Span had been the Nationals’ hottest hitters for awhile, but he has fallen back into a major drought at the plate. He’s now 0 for his last 19 and has seen his batting average plummet from .282 to .262 in only five days. It’s been noted how important his contributions are to this lineup’s overall fortunes. It should be noted how detrimental his struggles are as well.
— As mentioned earlier, the Nats’ bullpen made a real mess of the bottom of the seventh after Strasburg departed. Jerry Blevins entered to face Matt Carpenter and immediately walked him. Enter Drew Storen, who plunked Mark Ellis on his very first pitch to load the bases, then walked Matt Holliday to force in another run. That relief corps has been so good this season, but last night’s performance was about as bad as it gets. It’s one thing to get beat. It’s quite another to just hand it to the opposition without forcing them to even take the bat off their shoulders.
— So now the Nationals find themselves in must-win territory this afternoon. At least, must-win if they want to avoid getting swept by the Cardinals and heading home from what looked like a fantastic road trip a pedestrian 5-5. Whether anyone wants to acknowledge it or not, they still have a mental hurdle to overcome against St. Louis. This team has now lost 10 of its last 12 regular-season games vs. the Cards, including five straight at Busch Stadium. They’ve won only twice in that ballpark since 2008.

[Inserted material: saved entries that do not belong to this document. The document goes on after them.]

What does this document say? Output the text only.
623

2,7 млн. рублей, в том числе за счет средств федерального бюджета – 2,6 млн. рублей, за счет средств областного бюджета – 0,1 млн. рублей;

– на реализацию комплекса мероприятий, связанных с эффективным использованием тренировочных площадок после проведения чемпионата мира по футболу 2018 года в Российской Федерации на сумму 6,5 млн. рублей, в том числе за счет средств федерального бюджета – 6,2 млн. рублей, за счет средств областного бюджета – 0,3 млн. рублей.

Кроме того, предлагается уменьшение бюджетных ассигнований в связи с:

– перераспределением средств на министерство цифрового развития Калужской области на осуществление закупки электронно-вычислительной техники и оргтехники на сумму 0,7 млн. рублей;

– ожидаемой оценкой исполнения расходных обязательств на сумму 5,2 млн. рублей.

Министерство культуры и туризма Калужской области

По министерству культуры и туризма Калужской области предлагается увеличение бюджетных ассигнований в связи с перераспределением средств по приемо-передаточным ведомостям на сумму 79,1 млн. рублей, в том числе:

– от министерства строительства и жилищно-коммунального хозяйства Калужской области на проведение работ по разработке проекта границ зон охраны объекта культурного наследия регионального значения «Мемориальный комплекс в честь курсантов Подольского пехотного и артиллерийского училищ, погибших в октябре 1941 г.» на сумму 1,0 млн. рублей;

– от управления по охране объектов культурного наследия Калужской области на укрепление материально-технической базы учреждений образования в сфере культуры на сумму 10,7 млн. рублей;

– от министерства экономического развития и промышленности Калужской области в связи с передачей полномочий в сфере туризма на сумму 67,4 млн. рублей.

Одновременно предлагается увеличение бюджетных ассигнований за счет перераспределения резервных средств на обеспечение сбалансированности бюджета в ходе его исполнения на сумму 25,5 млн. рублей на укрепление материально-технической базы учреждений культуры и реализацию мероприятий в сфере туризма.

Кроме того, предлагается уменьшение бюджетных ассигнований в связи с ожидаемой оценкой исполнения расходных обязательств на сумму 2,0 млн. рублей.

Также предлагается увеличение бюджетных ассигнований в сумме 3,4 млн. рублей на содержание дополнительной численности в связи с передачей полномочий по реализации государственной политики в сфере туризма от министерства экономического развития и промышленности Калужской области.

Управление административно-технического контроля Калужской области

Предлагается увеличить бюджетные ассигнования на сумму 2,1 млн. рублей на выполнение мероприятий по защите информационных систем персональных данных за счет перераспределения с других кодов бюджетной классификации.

The good news: They’ve got Doug Fister on the mound for the series finale, and nobody has been more consistent lately than the tall right-hander. Fister is 5-0 with a 1.83 ERA over his last six starts, striking out 29 while walking three. Already the Nationals have asked the newest member of their rotation to come up big in games they really needed to win. And already Fister has delivered on multiple occasions. He’ll be asked to do it again today.